I like Brian's videos, but this one is a bit sloppy. He reads OG, then realized he should of read brix. Instead of going back and rereading in brix, he converts OG to brix. Not optimum. Did he temp correct his hydrometer OG? Is his hydrometer calibrated to 72 (or 74 deg)?
The three samples, the refractomer was 0. 009 - 0.010. It would be interesting to see how far off reading would be with a very low OG and a very high OG.
I do wish I was perfect but unfortunately I'm human. When I realized my mistake it was when I filmed the computer part (the next day) and I had dumped all the samples..I suppose I could have faked it but I wanted to show the conversion tool anyway. One other point to note is the spreadsheet has an entry for the sample temp so it will make the temp correction for a calibration of 60f.

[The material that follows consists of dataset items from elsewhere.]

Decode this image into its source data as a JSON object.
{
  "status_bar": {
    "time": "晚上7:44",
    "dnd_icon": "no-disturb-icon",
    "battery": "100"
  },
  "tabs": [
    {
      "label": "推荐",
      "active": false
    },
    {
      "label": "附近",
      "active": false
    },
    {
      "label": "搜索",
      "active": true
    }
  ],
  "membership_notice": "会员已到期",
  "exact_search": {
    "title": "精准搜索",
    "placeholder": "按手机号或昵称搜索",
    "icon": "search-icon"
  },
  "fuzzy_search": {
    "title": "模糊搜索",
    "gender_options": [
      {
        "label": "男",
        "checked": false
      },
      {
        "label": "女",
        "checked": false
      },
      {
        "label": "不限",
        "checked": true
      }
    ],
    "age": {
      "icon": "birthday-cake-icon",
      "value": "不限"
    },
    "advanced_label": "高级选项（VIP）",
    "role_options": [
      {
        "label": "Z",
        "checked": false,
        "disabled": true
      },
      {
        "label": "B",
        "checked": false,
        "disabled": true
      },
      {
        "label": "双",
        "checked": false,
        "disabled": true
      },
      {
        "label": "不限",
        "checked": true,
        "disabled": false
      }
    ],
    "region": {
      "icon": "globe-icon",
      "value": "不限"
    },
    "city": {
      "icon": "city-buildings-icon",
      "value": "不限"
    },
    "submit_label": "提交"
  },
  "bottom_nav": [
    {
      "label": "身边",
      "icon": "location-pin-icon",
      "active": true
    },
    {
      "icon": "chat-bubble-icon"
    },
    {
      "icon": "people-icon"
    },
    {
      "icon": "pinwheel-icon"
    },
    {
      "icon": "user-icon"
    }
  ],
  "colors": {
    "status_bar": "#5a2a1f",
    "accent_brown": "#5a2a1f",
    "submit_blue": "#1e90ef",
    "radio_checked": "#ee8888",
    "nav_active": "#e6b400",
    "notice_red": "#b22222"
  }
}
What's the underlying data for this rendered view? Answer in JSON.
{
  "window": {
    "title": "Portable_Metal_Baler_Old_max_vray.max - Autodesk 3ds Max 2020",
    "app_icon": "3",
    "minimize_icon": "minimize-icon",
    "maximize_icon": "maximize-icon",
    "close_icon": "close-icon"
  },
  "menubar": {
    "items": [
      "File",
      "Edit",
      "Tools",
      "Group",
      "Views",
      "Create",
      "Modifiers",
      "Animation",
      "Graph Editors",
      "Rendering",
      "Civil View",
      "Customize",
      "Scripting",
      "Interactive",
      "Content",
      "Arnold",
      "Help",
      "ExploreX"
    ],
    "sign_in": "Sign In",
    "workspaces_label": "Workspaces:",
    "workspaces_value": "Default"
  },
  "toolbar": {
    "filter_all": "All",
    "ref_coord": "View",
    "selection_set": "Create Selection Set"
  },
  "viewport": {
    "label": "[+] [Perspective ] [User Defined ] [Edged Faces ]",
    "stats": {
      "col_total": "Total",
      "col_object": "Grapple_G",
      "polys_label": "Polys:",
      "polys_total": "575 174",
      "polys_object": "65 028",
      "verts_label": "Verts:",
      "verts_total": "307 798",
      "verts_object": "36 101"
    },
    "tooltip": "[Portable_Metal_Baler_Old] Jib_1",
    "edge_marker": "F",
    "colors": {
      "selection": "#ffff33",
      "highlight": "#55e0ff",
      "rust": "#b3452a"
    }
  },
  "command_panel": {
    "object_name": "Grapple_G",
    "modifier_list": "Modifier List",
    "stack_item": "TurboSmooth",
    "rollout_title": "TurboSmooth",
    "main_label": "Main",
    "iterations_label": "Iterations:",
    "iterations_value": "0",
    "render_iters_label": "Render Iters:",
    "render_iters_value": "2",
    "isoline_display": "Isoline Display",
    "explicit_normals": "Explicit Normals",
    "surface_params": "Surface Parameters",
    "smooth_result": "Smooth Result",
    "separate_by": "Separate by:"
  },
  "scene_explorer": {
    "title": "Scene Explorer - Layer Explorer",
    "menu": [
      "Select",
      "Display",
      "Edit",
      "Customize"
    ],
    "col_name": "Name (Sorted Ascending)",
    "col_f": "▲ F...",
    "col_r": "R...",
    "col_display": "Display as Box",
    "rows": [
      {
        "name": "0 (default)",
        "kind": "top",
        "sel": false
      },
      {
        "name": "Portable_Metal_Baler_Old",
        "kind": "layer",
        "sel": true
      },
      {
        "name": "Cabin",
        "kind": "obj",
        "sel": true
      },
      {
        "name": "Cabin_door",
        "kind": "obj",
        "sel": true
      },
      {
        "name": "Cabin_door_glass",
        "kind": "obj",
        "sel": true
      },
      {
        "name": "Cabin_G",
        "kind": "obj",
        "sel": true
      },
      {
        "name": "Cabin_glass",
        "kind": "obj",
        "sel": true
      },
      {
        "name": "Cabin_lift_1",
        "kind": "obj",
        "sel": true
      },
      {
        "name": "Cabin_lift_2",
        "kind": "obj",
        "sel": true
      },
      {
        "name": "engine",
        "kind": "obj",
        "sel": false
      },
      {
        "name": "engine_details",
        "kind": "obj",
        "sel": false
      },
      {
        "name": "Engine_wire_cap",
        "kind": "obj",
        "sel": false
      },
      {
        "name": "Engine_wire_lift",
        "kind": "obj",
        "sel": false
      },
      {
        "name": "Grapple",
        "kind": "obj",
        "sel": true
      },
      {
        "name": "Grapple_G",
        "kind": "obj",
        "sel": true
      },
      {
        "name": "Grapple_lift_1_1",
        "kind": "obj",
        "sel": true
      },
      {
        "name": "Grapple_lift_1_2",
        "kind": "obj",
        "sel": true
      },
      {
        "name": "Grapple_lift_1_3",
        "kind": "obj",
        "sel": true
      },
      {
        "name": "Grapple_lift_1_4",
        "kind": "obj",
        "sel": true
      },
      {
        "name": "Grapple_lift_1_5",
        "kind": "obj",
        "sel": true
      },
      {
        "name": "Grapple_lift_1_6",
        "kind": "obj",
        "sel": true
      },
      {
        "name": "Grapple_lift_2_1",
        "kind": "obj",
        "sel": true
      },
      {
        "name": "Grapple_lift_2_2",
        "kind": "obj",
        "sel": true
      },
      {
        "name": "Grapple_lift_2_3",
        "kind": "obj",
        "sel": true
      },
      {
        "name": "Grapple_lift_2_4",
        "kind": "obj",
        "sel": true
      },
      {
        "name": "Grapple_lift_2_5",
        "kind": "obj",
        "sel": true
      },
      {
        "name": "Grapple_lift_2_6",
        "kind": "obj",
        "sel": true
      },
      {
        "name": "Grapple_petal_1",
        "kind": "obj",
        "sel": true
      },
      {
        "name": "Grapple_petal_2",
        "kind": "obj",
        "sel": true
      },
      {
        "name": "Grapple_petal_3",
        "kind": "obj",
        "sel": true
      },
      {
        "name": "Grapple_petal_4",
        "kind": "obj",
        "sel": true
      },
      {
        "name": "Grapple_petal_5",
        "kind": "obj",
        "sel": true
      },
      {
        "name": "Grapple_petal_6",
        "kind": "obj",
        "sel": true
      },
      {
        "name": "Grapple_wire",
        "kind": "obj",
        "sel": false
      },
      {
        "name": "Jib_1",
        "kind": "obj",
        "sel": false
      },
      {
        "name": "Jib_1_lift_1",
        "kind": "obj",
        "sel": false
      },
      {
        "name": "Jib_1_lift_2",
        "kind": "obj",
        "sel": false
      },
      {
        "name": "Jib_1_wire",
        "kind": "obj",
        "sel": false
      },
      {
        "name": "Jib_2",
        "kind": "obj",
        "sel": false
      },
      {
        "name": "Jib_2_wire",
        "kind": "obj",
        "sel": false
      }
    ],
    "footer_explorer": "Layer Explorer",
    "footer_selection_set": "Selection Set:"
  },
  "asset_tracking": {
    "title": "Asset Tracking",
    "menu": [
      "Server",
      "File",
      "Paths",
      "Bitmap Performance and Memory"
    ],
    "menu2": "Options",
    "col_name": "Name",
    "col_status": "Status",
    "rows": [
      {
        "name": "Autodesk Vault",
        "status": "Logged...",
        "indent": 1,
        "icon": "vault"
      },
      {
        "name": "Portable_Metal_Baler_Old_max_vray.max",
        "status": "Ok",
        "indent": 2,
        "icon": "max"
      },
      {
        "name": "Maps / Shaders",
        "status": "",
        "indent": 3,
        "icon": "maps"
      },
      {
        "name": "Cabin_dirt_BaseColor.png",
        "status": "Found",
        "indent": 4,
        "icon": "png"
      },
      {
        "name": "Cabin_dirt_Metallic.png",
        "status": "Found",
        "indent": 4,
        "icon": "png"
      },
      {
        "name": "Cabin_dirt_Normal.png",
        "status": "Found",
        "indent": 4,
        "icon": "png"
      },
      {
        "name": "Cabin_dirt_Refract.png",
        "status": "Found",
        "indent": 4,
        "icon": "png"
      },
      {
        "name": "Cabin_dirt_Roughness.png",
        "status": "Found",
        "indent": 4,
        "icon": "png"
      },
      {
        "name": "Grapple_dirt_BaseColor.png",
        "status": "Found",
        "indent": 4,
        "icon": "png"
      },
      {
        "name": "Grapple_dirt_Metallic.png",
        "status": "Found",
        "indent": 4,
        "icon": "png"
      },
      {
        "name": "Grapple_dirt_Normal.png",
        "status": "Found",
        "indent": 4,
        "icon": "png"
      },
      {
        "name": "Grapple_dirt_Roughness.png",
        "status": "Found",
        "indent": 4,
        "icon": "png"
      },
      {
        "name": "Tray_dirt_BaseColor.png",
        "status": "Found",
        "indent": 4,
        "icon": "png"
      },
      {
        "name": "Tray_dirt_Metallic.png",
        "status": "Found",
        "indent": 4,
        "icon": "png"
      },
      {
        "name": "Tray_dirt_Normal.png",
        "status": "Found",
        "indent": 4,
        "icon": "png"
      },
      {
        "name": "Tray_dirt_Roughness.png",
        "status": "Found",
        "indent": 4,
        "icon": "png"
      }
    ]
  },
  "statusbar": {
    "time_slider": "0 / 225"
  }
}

I do appreciate you watching my videos and appreciate the feedback. I always strive to do better. 👍🍻
@@ShortCircuitedBrewers Yeah Brian, not a big deal. Exposing the idea and outlining the process is more important than the absolute values used. I guess my orientation as a test engineer started up the Ivory tower.
@@tomharman490 it's all good man!! Appreciate the conversation! 👍🍻
It's crazy how much yours is off. My refractometer is only off by 1 or 2 points.
Yeah I'm not super surprised.. it was a cheapo...lol 👍🍻
th correction factor dont seem to be accurate, you got it giving you 1.041 but the hydro read was 1.040
It's hard to get the camera to see what I do in person.